Realizing your hand isn’t between two pillows in like a shot of Hydrogen Peroxide in the morning.

 

Sunday:

 

1 PM:  Go to afternoon dance at a Yoga studio.  I enjoy the venue and the afternoon dance vibe.  


3 PM:  Dance ends and it’s raining heavily outside.  Inspired like a puppy I rip my shirt and shoes off and go running through it, amazed that something could surpass the joy I received when first hearing the song Chocolate Rain.

3:03 PM:  I spot the bay to my right and decide to go jump into it.  With the excitement of a pouncing calico onto a ball of rolling yarn I launch myself into the salty waters.  Wanting to feel closer to the water, we become blood brothers using a hidden mullosk shell to do the honors.  

 

4 PM:  EMT house guest cleans foot with special disinfectant.  When I ask him what it is he says it’s to make sure coral doesn’t grow in my foot.  Being that the reef has been dying, I feel saddened that I am not doing my part.  Knowing that man eating sharks love reefs, I feel slightly better.   

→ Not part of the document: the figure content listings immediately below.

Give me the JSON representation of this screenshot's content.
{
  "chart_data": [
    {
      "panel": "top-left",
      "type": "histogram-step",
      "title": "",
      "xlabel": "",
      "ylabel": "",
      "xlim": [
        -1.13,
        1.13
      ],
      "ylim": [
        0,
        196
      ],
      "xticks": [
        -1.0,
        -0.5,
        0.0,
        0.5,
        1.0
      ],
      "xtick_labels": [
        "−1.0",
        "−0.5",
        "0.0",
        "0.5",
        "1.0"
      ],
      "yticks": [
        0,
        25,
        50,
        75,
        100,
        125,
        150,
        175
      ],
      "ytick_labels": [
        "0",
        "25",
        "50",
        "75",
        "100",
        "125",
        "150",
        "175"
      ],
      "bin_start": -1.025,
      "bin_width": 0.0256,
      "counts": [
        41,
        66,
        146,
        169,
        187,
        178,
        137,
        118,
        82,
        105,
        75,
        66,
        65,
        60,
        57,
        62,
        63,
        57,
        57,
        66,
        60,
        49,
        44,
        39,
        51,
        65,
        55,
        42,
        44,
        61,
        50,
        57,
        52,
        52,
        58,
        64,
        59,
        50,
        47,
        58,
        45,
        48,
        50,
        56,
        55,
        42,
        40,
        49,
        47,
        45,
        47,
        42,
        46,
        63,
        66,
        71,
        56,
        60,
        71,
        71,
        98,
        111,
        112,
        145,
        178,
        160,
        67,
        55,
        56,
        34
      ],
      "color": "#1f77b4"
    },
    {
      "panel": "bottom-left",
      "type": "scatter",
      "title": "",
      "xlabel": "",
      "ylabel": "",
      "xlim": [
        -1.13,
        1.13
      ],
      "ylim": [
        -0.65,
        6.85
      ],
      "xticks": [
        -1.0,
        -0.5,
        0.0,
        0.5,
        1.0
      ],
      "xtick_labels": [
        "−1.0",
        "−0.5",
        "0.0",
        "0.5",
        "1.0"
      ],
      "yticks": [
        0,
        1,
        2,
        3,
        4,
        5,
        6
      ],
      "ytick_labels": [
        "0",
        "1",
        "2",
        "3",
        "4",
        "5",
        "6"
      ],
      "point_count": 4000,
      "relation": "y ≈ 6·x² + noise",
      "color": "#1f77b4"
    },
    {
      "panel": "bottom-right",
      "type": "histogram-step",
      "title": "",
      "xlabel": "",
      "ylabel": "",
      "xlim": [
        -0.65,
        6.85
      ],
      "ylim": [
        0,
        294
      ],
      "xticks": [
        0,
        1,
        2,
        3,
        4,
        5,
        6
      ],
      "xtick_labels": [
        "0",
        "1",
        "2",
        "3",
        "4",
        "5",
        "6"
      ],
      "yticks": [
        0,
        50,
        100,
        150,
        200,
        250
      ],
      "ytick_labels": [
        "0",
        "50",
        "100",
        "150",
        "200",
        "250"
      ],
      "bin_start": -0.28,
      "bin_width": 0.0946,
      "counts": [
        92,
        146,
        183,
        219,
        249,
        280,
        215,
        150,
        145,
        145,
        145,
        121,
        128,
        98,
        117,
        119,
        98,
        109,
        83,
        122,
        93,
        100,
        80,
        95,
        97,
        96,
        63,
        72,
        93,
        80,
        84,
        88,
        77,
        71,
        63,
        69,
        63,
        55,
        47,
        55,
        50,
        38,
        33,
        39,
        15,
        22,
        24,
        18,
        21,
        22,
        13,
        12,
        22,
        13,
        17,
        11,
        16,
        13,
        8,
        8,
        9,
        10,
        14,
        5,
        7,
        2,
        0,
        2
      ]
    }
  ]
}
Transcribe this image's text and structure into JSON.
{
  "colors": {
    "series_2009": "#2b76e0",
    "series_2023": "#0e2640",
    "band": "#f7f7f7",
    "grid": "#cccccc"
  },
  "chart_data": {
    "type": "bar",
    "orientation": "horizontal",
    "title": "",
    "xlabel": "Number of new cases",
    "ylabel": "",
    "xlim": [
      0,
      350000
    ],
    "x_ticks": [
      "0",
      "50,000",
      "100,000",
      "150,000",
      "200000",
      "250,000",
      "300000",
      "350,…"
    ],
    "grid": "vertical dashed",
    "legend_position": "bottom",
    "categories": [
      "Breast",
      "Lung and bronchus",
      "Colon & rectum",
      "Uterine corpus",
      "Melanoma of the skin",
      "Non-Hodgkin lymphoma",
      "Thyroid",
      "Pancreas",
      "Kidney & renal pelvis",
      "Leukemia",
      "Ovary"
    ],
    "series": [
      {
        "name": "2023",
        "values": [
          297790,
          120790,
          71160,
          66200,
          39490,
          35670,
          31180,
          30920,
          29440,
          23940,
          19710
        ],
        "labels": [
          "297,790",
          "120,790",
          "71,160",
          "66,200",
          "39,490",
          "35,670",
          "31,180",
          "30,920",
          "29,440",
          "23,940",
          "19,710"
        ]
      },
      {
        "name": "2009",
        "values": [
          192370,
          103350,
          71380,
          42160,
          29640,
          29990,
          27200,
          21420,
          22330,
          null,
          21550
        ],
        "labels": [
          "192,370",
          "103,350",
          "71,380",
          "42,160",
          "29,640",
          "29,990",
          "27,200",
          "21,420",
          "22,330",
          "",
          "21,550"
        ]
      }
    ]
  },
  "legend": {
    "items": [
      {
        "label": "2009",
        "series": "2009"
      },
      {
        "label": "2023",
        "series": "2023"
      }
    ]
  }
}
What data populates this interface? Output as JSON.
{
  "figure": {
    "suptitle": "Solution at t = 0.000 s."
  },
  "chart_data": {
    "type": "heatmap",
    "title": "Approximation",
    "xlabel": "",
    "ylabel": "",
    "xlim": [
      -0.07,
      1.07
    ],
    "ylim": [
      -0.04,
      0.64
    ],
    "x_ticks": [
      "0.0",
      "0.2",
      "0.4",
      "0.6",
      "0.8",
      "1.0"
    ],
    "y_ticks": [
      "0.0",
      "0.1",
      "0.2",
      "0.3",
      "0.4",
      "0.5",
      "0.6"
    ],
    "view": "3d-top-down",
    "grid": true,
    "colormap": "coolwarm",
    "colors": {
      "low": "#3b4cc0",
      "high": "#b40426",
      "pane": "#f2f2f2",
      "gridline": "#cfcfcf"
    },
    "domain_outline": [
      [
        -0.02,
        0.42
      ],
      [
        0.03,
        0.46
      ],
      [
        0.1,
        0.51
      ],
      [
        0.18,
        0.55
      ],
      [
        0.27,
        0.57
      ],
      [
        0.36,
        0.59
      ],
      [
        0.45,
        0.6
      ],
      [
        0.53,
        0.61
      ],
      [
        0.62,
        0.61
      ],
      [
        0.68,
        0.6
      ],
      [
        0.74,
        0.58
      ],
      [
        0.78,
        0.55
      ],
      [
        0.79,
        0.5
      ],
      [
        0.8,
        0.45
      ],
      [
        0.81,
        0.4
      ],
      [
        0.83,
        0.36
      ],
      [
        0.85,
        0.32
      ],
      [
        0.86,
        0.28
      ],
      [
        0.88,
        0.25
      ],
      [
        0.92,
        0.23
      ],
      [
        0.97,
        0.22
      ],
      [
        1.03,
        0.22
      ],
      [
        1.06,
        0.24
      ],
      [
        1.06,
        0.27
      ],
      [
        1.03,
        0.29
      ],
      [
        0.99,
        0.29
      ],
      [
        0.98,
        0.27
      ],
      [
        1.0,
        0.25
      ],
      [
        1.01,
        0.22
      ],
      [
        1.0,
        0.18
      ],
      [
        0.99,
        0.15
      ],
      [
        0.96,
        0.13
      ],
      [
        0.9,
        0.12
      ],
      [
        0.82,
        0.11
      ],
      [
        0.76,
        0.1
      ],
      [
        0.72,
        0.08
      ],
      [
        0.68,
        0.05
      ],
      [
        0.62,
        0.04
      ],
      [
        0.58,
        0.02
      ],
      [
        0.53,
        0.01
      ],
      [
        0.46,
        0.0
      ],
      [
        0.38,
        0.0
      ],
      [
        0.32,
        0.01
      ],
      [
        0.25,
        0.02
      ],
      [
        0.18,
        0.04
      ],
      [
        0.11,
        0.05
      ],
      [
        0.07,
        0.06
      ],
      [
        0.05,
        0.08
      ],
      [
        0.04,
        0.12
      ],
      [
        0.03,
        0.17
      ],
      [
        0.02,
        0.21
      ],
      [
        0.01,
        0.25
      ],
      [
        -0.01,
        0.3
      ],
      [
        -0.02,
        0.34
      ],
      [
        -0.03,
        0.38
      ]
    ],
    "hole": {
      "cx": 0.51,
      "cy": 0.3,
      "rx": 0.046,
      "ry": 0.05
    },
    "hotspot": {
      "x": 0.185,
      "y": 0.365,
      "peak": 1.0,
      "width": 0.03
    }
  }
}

8 PM:  A shower and lots of bandages later I make my way to the final dance at Blazzues.  With my injured foot, I bring back the famous and almost forgot dance move, the “limp chicken” .

Midnight:  Leave dance to purchase food for the massive after party.  How many people are coming?  A lot they say.  The host gives me his credit card forgetting that I am traveling with little money.  The temptation to pick up Superman X-Ray goggles is almost unbearable.

1 AM:  Get back to house and prepare to cook food.  Quickly discover they do not have the equipment I need to do this meal.  I gather my minions around me, we light a candle, say a prayer to Saint MacGuyver and attempt a ghetto rigged version of my meal.  Surpringly, it turns out to be a success.

 

1:45 AM:  With dinner done, I walk out to find that in the race of who can become beligerently drunk first, I am as far behind as a man in the bathroom dealing with a case of bad guacamole consumption.  Everyone is shit faced but me.  

3 AM:  I fall asleep on the world’s most uncomfortable napping couch with two girls, otherwise known as beautiful little furnaces.  How my body temp doesn’t spike into the red zone causing me to spontaneously combust is anyone’s guess.  Either way, I fall asleep basking in the wonder of a great weekend.

Final Review:

Approaching a first time blues event in a city you’ve never danced in is kind of like getting head from a girl with braces.  You don’t know what to expect, but as her head goes downwards, there is a degree of anticipation that cannot be summed up by simply saying “I was nervous”.  However I was pleasantly surprised by this event.  What they lacked in large ratios of awesome dancers, they made up for in the amazing energy of the event.  

Dancing with people who really are happy to be there makes such a difference, and whether my dances were great, decent or to be filed in the drawer “burn notice” there was a vibe at this event that was amazingly friendly, welcoming and fun.  All in all I definitely am looking forward to going back next year.  The people there were fantastic.  Special thanks to Stes who put on a wonderful event.